By: Mustapha Alkali, Maiduguri
Over 1,000 people have died in an Ebola outbreak in the Democratic Republic of Congo which rated as the second deadliest in history.
Minister of health Oly Ilunga said 1,008 lives have been claimed by the virus, which has raged since August.
The crisis is a long way off the 2014-2016 outbreaks in West Africa’s Guinea, Sierra Leone and Liberia, which killed more than 11,000.
Despite the risk of spread across the highly porous borders with Uganda and Rwanda or further afield, in April the World Health Organisation (WHO) again opted not to declare a global health emergency.
Ebola treatment centres have come under repeated attack and many international aid agencies have pulled staff out hotspots, like the towns of Katwa and Butembo, leaving government health workers struggling to cope.
Last month a Cameroonian epidemiologist working with the WHO was killed during an assault on a hospital in Butembo.
Insecurity has become a “major impediment” to controlling the Ebola outbreak, Michael Ryan, whose health emergencies chief, told reporters in Geneva on Friday.
He said 119 attacks have been recorded since January, 42 of them directed at health facilities, while 85 health workers have been wounded or killed.

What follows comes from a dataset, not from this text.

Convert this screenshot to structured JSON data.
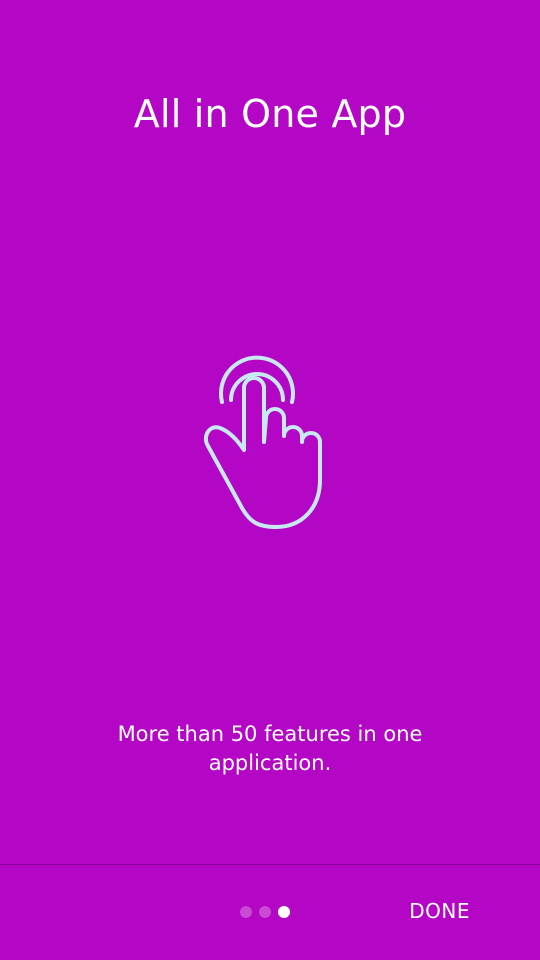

Dozens of rebel groups operate in the region and political rivalries in part drive’s community rejection of health personnel.
Many people fear going to Ebola treatment centres, choosing instead to stay at home and risk transmitting the disease from the virus to caretakers and neighbours.
Mr Ryan said authorities are looking at introducing another one. He called for more help from Congo and elsewhere to close an “urgent, critical gap” of some 54 million dollars in containment funding.